Negli ultimi anni la carriera di Irrfan Khan ha preso una piega internazionale, alternando alle principali produzioni indiane importanti collaborazioni con registi del calibro di Ang Lee nel film Vita di Pi, Danny Boyle in The Millionaire, Marc Webb in The Amazing Spider-Man e Wes Anderson ne Il treno per il Darjeeling. A giugno lo vedremo tra i protagonisti di Jurassic World di Colin Trevorrow, il nuovo capitolo di Jurassic Park. A proposito di quest’ultima esperienza internazionale la star indiana racconta di aver apprezzato la sceneggiatura ed in particolare il ruolo che gli era stato proposto dal regista e dal produttore esecutivo Steven Spielberg. Mr. Masrani – il personaggio che interpreto – è il magnate proprietario del parco che ha un suo modo di concepire l’entertainment,  il divertimento. Il suo carattere ha degli aspetti vivaci e brillanti che mi hanno molto appassionato.

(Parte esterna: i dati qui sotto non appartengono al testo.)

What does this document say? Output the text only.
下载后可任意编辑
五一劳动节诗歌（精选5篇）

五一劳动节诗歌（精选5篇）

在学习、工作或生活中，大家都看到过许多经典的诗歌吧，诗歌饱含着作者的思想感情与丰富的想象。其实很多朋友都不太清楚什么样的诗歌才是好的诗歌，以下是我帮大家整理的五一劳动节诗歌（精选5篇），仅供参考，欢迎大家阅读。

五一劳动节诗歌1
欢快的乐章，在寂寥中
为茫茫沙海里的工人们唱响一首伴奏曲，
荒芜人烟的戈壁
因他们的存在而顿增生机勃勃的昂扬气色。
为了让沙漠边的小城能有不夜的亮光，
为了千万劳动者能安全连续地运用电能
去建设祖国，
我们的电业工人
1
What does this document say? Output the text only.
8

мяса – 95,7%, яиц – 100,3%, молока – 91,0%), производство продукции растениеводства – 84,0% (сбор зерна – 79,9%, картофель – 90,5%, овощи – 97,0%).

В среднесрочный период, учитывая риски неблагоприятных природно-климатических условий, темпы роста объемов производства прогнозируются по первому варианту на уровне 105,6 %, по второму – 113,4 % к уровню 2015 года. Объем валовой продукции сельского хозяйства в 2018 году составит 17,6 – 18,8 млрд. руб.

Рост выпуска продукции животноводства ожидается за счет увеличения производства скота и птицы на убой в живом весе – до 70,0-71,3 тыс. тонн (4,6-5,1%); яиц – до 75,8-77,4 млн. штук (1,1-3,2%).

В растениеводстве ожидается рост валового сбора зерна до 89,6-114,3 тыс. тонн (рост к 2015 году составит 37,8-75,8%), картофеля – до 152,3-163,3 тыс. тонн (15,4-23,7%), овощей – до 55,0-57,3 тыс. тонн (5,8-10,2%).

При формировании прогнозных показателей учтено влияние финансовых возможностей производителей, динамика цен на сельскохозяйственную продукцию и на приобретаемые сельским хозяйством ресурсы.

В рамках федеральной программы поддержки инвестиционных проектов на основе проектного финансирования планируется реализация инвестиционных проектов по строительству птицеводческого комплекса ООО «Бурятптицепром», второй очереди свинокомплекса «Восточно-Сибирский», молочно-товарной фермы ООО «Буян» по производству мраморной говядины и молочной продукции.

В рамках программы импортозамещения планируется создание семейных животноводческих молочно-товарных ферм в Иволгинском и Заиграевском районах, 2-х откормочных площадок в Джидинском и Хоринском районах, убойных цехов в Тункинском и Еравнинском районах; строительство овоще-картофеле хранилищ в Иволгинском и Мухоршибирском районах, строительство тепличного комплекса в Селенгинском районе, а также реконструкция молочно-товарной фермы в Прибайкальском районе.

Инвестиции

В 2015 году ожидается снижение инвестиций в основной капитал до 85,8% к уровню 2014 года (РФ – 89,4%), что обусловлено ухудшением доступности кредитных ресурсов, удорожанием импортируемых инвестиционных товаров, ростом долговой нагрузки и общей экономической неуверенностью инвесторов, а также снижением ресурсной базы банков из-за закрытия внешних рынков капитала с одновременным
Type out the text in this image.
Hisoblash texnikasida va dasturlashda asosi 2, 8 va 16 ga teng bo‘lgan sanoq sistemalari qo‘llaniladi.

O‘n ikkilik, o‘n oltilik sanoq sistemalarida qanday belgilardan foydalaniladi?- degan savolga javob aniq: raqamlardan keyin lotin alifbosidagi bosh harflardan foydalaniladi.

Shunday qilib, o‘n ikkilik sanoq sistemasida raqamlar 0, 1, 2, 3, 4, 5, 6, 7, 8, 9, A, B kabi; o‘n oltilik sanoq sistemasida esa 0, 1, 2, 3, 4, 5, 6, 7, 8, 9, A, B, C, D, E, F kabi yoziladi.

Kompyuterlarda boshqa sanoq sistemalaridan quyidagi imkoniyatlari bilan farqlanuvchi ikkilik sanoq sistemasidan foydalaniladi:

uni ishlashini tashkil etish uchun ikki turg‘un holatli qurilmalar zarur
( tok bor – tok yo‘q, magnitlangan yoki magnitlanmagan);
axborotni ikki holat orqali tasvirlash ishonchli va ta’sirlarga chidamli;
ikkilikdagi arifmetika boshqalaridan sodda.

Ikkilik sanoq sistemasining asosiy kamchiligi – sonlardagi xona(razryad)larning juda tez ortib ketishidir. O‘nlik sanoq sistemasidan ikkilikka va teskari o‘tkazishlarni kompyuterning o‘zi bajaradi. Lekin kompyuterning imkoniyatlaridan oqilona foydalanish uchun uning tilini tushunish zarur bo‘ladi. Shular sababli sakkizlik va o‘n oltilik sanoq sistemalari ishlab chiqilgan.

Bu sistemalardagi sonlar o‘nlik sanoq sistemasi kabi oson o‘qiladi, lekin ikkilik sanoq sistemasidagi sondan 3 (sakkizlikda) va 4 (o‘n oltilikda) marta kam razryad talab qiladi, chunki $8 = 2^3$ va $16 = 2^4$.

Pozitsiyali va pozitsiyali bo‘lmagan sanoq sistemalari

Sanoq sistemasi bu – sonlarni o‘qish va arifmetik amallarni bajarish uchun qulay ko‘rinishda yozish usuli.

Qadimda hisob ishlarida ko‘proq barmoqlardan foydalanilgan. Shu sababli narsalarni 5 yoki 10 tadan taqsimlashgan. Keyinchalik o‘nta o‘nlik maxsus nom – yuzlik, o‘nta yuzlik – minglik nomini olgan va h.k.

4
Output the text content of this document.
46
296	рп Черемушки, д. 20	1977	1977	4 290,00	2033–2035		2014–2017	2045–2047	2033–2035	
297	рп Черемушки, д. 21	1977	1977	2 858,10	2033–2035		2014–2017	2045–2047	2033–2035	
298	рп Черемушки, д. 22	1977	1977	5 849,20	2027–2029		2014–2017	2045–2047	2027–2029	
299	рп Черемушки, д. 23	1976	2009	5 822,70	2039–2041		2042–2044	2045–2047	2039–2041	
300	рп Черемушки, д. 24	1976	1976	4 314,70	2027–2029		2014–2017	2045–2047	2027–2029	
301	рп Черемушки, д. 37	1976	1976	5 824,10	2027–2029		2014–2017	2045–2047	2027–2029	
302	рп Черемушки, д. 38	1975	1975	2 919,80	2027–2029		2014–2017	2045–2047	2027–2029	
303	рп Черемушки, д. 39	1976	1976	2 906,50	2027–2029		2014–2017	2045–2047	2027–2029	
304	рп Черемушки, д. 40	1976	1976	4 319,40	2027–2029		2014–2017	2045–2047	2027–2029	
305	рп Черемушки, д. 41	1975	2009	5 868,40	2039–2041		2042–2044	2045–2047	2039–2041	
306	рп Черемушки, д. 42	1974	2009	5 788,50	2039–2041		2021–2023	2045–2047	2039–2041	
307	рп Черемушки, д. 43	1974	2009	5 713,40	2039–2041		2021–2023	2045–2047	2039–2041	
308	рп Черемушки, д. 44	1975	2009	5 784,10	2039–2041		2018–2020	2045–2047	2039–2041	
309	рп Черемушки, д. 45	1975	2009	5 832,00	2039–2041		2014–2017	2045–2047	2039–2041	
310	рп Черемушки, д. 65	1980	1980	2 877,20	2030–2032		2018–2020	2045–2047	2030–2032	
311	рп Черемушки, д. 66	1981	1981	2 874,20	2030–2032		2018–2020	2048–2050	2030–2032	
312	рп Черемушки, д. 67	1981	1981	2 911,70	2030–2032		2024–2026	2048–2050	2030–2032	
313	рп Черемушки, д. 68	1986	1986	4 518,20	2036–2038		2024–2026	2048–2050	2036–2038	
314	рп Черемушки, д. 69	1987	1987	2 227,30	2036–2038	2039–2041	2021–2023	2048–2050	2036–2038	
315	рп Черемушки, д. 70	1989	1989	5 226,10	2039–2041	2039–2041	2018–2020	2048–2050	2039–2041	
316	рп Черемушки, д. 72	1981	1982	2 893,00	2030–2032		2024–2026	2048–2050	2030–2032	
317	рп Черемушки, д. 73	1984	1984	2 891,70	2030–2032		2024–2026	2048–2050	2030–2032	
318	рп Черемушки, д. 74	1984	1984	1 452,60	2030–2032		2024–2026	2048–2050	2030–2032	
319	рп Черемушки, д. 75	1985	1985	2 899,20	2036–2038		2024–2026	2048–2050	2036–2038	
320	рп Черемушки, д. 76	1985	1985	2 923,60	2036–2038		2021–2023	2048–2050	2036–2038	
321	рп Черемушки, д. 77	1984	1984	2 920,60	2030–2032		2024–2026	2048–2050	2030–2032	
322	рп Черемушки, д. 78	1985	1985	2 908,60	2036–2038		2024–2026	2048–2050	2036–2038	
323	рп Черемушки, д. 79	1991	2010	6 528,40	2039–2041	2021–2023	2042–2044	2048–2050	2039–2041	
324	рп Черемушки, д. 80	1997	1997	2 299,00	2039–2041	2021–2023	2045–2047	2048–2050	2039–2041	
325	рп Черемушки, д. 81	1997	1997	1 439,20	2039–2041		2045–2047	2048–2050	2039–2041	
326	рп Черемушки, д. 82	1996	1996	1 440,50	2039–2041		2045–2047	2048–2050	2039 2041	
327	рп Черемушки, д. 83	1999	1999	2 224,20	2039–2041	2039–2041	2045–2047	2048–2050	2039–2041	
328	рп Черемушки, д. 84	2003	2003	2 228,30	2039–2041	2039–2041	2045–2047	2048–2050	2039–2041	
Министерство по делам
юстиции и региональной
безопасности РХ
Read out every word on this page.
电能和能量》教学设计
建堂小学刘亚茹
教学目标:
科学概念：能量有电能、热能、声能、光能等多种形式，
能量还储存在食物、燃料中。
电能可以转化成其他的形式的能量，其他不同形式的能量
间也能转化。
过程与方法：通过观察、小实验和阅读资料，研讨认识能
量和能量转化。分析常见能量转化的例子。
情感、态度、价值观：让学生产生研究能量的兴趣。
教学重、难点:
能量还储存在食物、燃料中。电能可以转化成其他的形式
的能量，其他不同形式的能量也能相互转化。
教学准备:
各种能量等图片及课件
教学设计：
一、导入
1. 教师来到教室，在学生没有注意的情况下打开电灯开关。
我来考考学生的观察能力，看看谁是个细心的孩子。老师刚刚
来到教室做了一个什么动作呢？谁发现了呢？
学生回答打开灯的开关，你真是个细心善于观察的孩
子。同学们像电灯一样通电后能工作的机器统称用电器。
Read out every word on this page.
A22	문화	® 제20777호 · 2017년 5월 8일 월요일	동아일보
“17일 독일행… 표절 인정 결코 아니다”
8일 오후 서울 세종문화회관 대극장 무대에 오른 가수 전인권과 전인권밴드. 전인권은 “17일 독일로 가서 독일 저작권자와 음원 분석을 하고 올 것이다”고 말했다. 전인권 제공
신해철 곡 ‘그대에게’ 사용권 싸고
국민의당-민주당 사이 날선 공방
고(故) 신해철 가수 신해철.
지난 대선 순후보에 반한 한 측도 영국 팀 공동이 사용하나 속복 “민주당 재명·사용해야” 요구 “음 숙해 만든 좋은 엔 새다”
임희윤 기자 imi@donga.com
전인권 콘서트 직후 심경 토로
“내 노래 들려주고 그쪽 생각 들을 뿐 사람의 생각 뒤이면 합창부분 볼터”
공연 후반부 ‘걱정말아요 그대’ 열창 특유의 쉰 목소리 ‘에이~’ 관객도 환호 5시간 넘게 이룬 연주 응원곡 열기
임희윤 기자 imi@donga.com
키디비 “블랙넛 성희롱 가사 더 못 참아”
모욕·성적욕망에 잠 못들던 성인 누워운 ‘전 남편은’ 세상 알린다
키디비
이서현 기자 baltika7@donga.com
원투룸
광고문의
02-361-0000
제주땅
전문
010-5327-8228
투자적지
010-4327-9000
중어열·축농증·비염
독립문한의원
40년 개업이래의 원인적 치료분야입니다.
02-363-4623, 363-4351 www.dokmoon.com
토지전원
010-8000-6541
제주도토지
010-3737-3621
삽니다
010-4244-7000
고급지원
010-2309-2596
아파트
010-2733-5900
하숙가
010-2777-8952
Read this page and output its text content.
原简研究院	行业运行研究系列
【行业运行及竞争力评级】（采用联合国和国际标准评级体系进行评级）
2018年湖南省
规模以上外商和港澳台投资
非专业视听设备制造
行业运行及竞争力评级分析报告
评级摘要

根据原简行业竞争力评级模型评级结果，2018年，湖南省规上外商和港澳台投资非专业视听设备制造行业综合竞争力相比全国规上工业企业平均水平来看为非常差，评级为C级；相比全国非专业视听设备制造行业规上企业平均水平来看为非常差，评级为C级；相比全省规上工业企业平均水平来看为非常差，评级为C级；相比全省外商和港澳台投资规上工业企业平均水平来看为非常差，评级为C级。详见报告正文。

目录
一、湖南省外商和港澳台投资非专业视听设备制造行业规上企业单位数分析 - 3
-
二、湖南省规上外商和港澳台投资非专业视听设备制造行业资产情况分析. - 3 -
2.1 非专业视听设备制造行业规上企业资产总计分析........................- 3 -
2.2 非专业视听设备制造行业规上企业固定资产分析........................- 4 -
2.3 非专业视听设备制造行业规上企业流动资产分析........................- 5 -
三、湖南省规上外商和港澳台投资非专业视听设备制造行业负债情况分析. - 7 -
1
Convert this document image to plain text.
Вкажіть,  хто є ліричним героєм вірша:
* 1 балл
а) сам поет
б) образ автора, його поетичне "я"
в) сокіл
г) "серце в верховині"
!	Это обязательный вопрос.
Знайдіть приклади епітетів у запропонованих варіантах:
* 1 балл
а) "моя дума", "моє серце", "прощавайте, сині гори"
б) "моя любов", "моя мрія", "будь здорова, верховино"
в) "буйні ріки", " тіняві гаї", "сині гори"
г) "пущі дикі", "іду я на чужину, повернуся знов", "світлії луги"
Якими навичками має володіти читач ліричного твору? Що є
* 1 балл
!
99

Sono estremamente onorato di trovarmi in questo paese perché l’Italia – spiega Irrfan Khan – è la culla dei grandi maestri del cinema, da Pasolini a Rossellini, conosciamo tutti i grandi registi italiani che hanno certamente formato e plasmato il cinema di tutto il mondo, con un’influenza ben oltre i confini nazionali.

Nella retrospettiva proposta dal festival sono presenti anche sette episodi della terza stagione di In Treatment, serie tv prodotta dalla cable americana HBO, interpretati dall’attore indiano. È stata un’esperienza molto importante e difficile – racconta Khan – e sotto certi aspetti anche dolorosa rimanere in quel ruolo per ben tre mesi. Il modo in cui era girato ti metteva alla prova, se sbagliavi una battuta non c’era modo di rimediare ma si doveva rigirare tutta una scena che magari comprendeva dieci pagine di dialoghi. Lo definirei forse un lavoro più vicino al teatro, molto intimo e impegnativo, che non al cinema e alla tv. In passato ho lavorato anche in produzioni televisive indiane, che sono decisamente ad uno stadio più “primitivo” rispetto a quelle statunitensi. Mi è servito per fare esperienza, è stata una buona palestra, ma l’ho trovata abbastanza noiosa perché nella tv indiana se qualcosa ha successo ti chiedono di rifarla all’infinito, senza possibilità di cambiamenti o di evoluzioni.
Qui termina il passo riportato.